Something to add to your list of ideas

It is a capital mistake to theorise before one has data. Insensibly one begins to twist facts to suit theories, instead of theories to suit facts. (Sherlock Holmes - A Scandal in Bohemia.)

 

[TugboatEng]

GD2, the gear pump relief is fixed and returns to tank. There is no relief in the piston pump but its outlet pressure varies from 15,000-40,000 psi. The gear pump capacity exceeds the piston pump capacity at all times.

Increasing the line size is a possibility.

Hose is challenging as it should meet rules set out by classification societies.

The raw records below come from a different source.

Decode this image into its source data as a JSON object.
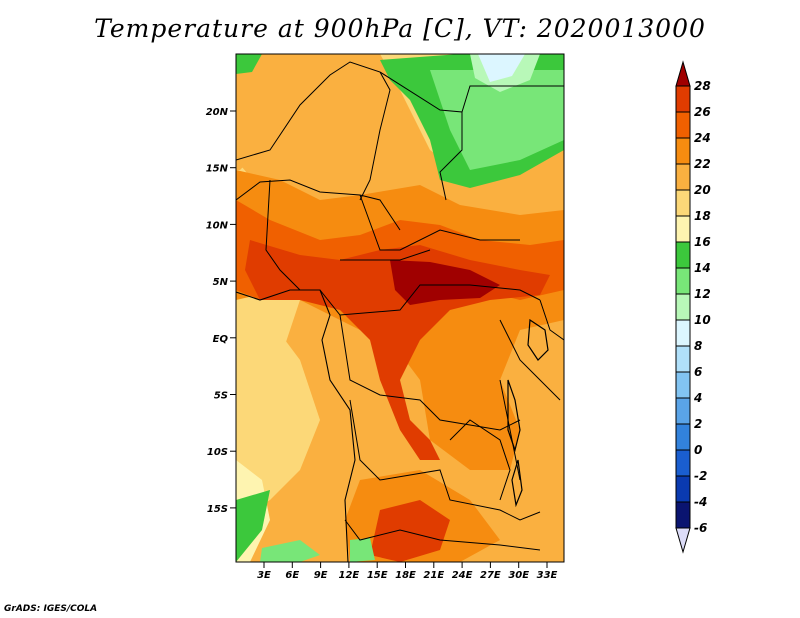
{
  "title": "Temperature at 900hPa [C], VT: 2020013000",
  "credit": "GrADS: IGES/COLA",
  "lat_labels": [
    "20N",
    "15N",
    "10N",
    "5N",
    "EQ",
    "5S",
    "10S",
    "15S"
  ],
  "lon_labels": [
    "3E",
    "6E",
    "9E",
    "12E",
    "15E",
    "18E",
    "21E",
    "24E",
    "27E",
    "30E",
    "33E"
  ],
  "colorbar": {
    "levels": [
      "28",
      "26",
      "24",
      "22",
      "20",
      "18",
      "16",
      "14",
      "12",
      "10",
      "8",
      "6",
      "4",
      "2",
      "0",
      "-2",
      "-4",
      "-6"
    ],
    "colors": [
      "#a00000",
      "#e03c00",
      "#f06000",
      "#f68c10",
      "#fab040",
      "#fcd878",
      "#fef4b0",
      "#3cc83c",
      "#78e678",
      "#b8f8b8",
      "#dcf6ff",
      "#b0e0fa",
      "#82c4f2",
      "#5aa4e8",
      "#3282dc",
      "#1a5ed0",
      "#0a3ab0",
      "#0a1470",
      "#dcdcf8"
    ]
  }
}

I think the cavitation is a result shockwaves from the control valve on the inlet of the high pressure piston pump.

 

[EdStainless]

If I was faced with this and not allowed to change flow related issues I would go with a larger line and use 2205 duplex stainless for it. It is a workaround for sure, sounds like they have a systems issue.

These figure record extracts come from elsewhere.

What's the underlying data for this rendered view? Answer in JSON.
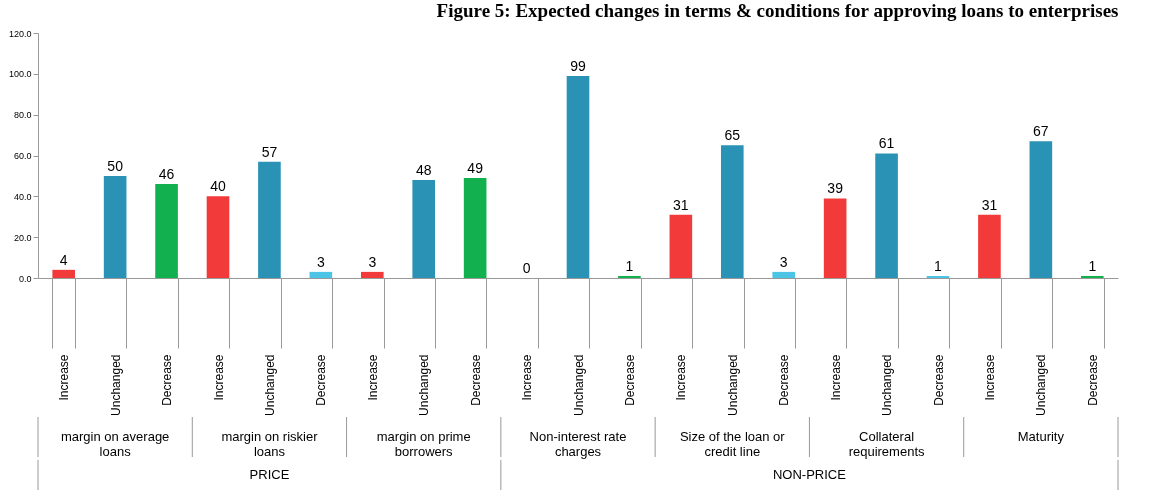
{
  "chart_data": {
    "type": "bar",
    "title": "Figure 5: Expected changes in terms & conditions for approving loans to enterprises",
    "categories": [
      "Increase",
      "Unchanged",
      "Decrease",
      "Increase",
      "Unchanged",
      "Decrease",
      "Increase",
      "Unchanged",
      "Decrease",
      "Increase",
      "Unchanged",
      "Decrease",
      "Increase",
      "Unchanged",
      "Decrease",
      "Increase",
      "Unchanged",
      "Decrease",
      "Increase",
      "Unchanged",
      "Decrease"
    ],
    "values": [
      4,
      50,
      46,
      40,
      57,
      3,
      3,
      48,
      49,
      0,
      99,
      1,
      31,
      65,
      3,
      39,
      61,
      1,
      31,
      67,
      1
    ],
    "colors": [
      "#f23a3a",
      "#2a93b5",
      "#12b04e",
      "#f23a3a",
      "#2a93b5",
      "#4cc4e6",
      "#f23a3a",
      "#2a93b5",
      "#12b04e",
      "#f23a3a",
      "#2a93b5",
      "#12b04e",
      "#f23a3a",
      "#2a93b5",
      "#4cc4e6",
      "#f23a3a",
      "#2a93b5",
      "#4cc4e6",
      "#f23a3a",
      "#2a93b5",
      "#12b04e"
    ],
    "ylim": [
      0,
      120
    ],
    "yticks": [
      {
        "value": 0,
        "label": "0.0"
      },
      {
        "value": 20,
        "label": "20.0"
      },
      {
        "value": 40,
        "label": "40.0"
      },
      {
        "value": 60,
        "label": "60.0"
      },
      {
        "value": 80,
        "label": "80.0"
      },
      {
        "value": 100,
        "label": "100.0"
      },
      {
        "value": 120,
        "label": "120.0"
      }
    ],
    "data_labels": true,
    "annotations": [
      "margin on average loans",
      "margin on riskier loans",
      "margin on prime borrowers",
      "Non-interest rate charges",
      "Size of the loan or credit line",
      "Collateral requirements",
      "Maturity",
      "PRICE",
      "NON-PRICE"
    ]
  }
}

= = = = = = = = = = = = = = = = = = = =
P.E. Metallurgy, consulting work welcomed

 

[LittleInch]

It does seem to be a fairly small line and piston pumps do strange things, but I'm still struggling to see how with that much pressure you're seeing erosion / cavitation type damage.

But strange waves sometimes appear so a bigger line and hardened steel would be a good bet to start with until you can add an accumulator.

Are those duplex fuel filters?

Do they block or clog frequently?

Could you add a tee to that line and then measure fuel pressure right at the pump inlet? If you put a transducer on it you might be able to pick up the pressure waves / fluctuations from the pump.



Remember - More details = better answers
Also: If you get a response it's polite to respond to it.

 

[Artisi]

Just thinking out loud here, what's causing the cavitation, assuming it is cavitation - cavitation is the vapourisation of a fluid going back into solution in an area of higher pressure. Is this happening in your case and what's causing it? I can only imagine the fuel being rapidly accelerated to cause a local low pressure area and then going back into solution further along the pipe - is this possible?

It is a capital mistake to theorise before one has data. Insensibly one begins to twist facts to suit theories, instead of theories to suit facts. (Sherlock Holmes - A Scandal in Bohemia.)

 

[btrueblood]

Can you measure the buzzing tube's frequency vs. pump speed? A phone with an accelerometer or microphone and a logging FFT app might do it.

 

[TugboatEng]

I will look in to measuring frequency.

Artisi, I do believe the cavitation is caused by rapid accelerations.

I need to correct the operating pressure number. This line is at 150 psi, not 65 (that's for a different engine).

The manufacturer is replacing both the inlet and outlet lines from that filter. I don't know that the wear is equal in both lines, they immediately get sent back to factory.

In the image is the final of 3 duplex filters, one drawn through two pushed through. We have not experienced clogging, this vessel operates with a centrifuge. I imagine metal from failing lines is getting in to the high pressure pump.

I will provide a more accurate sketch of the system when the vessel is available.